The newest poll, released earlier this week, supports previous research, including a study done by PEW which showed that a third of young people were not affiliated with any specific religion. PEW also released a new study this week showing that half of all Americans do not celebrate Christmas as a religious holiday.
In general, belief in the supernatural of all kinds declined significantly over the last eight years. The drop off in such beliefs were as follows: The Devil (four percent drop), resurrection of Jesus (five percent drop), virgin birth (three percent drop), miracles (seven percent drop), survival of soul after death (five percent drop), Jesus being the son of God (four percent drop), creationism (three percent drop), witches (five percent drop) angels (six percent drop) and heaven (seven percent drop). Belief in God overall dropped eight percent since 2005. There were two areas of supernatural belief that rose one percent each: belief in UFOs and belief in ghosts.
People in Eastern and Western regions of the US were much less likely to believe in God than those located in the South and Midwest, with differences of over 10%. As educational levels rose, the belief in God dropped drastically, with a large 23% spread between those who had high school or less education and those who had post-graduate education.

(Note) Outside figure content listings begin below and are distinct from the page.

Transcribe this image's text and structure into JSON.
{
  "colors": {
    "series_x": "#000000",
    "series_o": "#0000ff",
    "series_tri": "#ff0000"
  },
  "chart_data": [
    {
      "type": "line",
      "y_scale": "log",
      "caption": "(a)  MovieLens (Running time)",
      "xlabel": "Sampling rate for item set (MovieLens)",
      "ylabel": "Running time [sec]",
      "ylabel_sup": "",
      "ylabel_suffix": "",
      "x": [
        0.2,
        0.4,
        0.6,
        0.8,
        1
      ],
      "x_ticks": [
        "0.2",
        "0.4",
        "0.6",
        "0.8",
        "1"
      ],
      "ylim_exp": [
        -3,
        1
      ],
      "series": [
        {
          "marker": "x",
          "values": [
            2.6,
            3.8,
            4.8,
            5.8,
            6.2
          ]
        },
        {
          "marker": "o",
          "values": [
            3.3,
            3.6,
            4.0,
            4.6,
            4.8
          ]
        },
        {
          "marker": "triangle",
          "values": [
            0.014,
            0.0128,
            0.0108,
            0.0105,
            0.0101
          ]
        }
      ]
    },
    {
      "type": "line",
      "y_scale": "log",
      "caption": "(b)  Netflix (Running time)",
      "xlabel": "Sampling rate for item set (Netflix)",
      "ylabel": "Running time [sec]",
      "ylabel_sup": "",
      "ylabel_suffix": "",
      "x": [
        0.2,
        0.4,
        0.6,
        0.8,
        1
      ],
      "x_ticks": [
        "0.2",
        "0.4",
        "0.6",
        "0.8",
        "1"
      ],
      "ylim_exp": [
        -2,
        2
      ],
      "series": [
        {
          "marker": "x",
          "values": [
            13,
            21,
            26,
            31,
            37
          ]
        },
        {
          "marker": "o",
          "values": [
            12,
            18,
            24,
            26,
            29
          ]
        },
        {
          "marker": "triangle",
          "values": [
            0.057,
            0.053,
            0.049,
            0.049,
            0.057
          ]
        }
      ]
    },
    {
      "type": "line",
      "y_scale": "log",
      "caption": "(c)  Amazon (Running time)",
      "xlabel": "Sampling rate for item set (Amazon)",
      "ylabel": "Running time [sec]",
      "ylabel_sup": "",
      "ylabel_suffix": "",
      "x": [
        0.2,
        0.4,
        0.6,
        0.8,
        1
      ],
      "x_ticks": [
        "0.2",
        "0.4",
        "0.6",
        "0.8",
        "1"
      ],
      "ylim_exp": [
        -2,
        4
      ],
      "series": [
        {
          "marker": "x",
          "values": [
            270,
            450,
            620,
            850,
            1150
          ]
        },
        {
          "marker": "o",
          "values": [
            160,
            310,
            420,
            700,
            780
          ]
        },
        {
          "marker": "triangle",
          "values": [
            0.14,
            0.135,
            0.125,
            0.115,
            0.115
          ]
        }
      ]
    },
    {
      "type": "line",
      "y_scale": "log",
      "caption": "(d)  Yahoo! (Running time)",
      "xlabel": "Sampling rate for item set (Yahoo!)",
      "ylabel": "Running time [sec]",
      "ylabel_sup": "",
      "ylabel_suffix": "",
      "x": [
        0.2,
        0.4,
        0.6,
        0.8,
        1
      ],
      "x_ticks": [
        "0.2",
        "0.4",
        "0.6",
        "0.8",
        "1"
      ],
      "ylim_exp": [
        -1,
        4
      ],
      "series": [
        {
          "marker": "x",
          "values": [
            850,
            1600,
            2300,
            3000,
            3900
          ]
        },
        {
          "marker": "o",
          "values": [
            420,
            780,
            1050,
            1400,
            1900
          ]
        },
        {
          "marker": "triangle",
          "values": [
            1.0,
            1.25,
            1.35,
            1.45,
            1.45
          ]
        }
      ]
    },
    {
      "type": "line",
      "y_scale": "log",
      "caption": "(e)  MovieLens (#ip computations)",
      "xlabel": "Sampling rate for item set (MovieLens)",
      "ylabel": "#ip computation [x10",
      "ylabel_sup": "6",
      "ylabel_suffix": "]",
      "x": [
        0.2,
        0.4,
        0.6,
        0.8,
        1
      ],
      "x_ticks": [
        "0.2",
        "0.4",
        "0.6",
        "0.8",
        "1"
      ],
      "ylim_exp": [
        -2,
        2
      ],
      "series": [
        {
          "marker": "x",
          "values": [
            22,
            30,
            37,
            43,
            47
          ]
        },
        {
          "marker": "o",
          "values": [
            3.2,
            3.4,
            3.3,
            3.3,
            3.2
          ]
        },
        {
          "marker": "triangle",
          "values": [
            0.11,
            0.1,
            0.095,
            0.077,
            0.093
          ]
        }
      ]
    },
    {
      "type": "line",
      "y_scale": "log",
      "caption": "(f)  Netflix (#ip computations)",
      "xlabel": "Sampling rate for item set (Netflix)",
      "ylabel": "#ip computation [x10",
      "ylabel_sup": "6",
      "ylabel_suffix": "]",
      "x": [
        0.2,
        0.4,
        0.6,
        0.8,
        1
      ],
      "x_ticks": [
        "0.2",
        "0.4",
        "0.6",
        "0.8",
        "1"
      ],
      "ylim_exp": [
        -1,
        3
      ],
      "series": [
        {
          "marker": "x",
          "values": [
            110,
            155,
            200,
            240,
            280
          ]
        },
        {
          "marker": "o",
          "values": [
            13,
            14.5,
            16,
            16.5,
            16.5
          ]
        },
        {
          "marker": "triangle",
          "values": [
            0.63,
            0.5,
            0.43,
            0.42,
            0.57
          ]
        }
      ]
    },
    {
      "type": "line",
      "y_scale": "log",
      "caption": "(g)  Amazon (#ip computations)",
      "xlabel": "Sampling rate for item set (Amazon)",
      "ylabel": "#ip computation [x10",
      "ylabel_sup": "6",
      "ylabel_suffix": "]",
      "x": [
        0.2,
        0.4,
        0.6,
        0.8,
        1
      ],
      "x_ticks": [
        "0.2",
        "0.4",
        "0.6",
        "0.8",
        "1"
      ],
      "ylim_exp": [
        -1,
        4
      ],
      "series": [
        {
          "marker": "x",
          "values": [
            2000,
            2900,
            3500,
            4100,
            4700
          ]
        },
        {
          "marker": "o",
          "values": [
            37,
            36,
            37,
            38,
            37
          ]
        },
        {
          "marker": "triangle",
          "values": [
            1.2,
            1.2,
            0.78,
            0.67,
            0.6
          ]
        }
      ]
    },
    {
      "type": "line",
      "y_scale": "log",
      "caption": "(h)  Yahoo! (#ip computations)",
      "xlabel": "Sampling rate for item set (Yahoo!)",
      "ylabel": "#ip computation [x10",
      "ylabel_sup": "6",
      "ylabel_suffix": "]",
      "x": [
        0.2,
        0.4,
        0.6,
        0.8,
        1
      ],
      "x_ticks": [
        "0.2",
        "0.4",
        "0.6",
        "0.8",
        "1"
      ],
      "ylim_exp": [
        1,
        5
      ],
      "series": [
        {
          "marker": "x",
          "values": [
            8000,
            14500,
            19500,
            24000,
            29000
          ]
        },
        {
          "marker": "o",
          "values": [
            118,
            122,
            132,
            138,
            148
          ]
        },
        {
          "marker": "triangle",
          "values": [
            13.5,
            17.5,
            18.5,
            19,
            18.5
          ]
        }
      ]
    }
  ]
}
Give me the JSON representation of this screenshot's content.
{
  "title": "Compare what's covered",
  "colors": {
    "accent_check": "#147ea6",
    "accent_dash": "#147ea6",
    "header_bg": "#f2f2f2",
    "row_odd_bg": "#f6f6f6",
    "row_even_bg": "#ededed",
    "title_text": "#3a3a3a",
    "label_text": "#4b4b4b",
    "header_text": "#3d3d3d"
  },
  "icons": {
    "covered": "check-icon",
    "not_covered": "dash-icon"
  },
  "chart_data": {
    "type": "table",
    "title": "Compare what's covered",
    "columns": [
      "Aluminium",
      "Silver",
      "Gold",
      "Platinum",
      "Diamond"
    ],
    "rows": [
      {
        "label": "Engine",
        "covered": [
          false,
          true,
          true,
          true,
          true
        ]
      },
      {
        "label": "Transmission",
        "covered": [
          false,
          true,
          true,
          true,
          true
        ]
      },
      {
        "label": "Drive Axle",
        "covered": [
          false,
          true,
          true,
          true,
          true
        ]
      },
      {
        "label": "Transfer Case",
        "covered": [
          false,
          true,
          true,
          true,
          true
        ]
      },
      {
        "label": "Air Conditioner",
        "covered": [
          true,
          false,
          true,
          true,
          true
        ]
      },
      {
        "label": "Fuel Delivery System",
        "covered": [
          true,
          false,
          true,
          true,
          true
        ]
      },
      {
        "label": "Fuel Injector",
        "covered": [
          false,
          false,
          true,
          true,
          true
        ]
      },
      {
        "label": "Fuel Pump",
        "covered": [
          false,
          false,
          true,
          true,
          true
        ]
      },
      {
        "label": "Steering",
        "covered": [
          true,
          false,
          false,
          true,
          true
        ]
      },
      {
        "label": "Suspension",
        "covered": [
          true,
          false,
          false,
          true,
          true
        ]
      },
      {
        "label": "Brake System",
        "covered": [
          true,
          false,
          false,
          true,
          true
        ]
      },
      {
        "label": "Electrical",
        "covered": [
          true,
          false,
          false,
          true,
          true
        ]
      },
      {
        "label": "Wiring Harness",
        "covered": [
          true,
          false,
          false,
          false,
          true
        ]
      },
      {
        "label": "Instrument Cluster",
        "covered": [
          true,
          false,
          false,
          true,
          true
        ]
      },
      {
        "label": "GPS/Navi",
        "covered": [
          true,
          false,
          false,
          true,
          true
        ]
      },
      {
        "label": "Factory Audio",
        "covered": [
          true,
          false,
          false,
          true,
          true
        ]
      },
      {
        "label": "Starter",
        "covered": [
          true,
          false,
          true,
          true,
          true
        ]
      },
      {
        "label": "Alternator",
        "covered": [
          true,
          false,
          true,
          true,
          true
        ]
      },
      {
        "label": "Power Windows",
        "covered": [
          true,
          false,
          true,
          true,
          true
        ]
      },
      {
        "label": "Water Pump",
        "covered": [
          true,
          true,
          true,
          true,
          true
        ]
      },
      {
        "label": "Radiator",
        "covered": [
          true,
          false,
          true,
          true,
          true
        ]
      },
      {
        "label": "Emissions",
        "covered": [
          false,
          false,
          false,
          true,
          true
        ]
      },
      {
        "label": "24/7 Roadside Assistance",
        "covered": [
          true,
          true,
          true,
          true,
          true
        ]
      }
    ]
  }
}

The number of those who said they were not at all religious rose 11% between 2007 and this year. According to Scientific American, the decline in belief in God could possibly be attributed to a rise in critical thinking skills. As analytical thinking rises, belief in God and religion drops significantly. Nearly half of all Americans do not believe in God “with certainty” and over a quarter of Americans are atheist or agnostic. Other studies have shown that as IQ rises, belief in religion decreases. More research is needed to determine why these traits exist and what accounts for the decline in religious belief over time.